Zum ersten Mal seit der ganzen Zeit ihrer Bekanntschaft mit Jeff brach sein Stolz zusammen. Mit zitternden Lippen fragte er betrübt: »Warum versuchen Sie immer, mich zu verletzen?«

»Oh, nein, lieber Jeff, das will ich gar nicht.«

»Ist es, weil Sie es mir übelnehmen, daß ich die Dinge, die ich mache, ordentlich mache?«

»Ich versteh nicht.«

»Wenn ich eine glückliche Idee hatte, um eine Gesellschaft zu amüsieren, sagen Sie, daß ich immer alles ›dirigieren‹ will. Wenn ich die Dinge ernst bis zu Ende denke, sagen Sie, ich bin langweilig.«

»Nein, das sind Sie nicht. Das hab ich nicht gemeint.«

»Was sind Sie, Claire? Sind Sie eine wirkliche Frau oder sind Sie so ein kleines, flirtendes Mädel, das einen Mann darum sekkieren will, weil er närrisch genug ist, sich aufrichtig zu verlieben?«

»Nein … wirk-lich, Jeff, das bin ich nicht. Es ist … Sie können mich nur nicht … Es ist nur, weil ich nicht in Sie verliebt bin. Ich habe Sie gern und ich achte Sie ungeheuerlich, aber –«

»Und Sie sollen mich noch lieben lernen, Claire.« Er hielt sie so fest an den Armen, daß es ihr weh tat, aber sie war seltsamerweise nicht böse darüber. »Aber ich will es nicht jetzt versuchen. Denken Sie, bitte, nicht daran, daß ich das Wort ›Liebe‹ auch nur erwähnt habe. Ich habe eben nur von den Fjorden geplaudert und dergleichen, aber einer dieser Tage – Nein. Ich will es nicht tun. Ich will ein paar Tage hier in Seattle bleiben und einige lustige Ausflüge mit Ihnen machen, oder – möchten Sie lieber, daß ich auch das nicht tue? Ich bin …« Er ließ ihre Arme sinken und drückte die Hände an die Schläfen. »Ich kann es nicht ertragen, als lästige Puppe angesehen zu werden. Ich kann es nicht ertragen! Kann nicht!«

»Bitte, bleiben Sie, Jeff! Wir werden ein paar herrliche Fahrten zusammen machen und alles Mögliche. Wir wollen, so weit es nur geht, den Rainier besteigen.«

Er blieb. Er war am selben Nachmittag während des Tees ungemein unterhaltend. Claire bemerkte, wie die Gilsons und zwei Mädchen, die zufällig auf Besuch gekommen waren, ihn bewunderten. Das war ihr peinlich. Und als Frau Gilson ihn bat, das Hotel zu verlassen und zu ihnen zu Gast zu kommen, lehnte er mit einem schnellen Blick auf Claire ab, der ihr weh tat.

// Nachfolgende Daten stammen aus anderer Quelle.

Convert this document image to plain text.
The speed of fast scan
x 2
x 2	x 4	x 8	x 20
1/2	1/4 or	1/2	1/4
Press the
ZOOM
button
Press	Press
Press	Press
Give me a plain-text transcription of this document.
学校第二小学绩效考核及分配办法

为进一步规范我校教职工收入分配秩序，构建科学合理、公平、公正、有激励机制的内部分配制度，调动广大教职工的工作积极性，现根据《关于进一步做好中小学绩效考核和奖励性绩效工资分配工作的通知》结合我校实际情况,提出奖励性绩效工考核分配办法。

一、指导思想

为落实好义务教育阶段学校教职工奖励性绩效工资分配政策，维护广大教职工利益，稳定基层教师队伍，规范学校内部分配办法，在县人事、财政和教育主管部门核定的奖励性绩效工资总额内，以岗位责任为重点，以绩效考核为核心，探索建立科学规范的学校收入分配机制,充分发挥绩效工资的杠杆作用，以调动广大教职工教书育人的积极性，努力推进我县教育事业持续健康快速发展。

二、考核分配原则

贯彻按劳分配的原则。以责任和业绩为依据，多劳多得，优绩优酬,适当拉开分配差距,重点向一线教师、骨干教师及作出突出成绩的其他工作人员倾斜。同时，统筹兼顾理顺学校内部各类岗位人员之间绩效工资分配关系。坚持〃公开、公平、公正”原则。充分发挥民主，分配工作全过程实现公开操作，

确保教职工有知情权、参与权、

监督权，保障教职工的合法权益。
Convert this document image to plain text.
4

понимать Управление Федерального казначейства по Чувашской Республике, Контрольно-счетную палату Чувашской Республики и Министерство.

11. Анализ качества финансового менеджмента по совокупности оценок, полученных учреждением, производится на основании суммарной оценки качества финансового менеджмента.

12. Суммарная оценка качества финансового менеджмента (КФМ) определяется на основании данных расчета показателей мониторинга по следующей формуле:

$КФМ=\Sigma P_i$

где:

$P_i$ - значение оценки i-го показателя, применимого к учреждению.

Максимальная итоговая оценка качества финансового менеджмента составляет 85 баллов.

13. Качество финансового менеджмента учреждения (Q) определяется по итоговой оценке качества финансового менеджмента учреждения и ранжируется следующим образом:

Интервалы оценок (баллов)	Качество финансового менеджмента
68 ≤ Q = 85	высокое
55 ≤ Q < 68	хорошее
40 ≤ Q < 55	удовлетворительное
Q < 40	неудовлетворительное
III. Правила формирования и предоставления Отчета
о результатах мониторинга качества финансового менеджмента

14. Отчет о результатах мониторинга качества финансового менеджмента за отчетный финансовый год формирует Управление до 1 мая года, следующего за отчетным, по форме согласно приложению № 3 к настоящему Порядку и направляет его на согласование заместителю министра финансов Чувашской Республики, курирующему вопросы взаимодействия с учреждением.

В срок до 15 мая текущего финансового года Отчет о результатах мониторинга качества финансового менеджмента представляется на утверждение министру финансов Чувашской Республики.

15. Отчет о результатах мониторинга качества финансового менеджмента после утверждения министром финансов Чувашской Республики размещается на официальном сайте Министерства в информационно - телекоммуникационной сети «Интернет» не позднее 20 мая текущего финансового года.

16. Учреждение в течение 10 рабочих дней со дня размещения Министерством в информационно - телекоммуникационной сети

»Er will, daß ich frei bin. Er ist wirklich soviel rücksichtsvoller als Milt. Und ich tu ihm weh. Sogar sein Stolz ist zusammengebrochen. Und ich habe Milts Leben ruiniert, weil ich mich eingemischt habe. Und ich verletze die Gilsons durch mein Benehmen. Und dem Vater mach ich's auch nicht so recht angenehm. Ach, ich bin absolut zu nichts nütze«, quälte sie sich innerlich ab.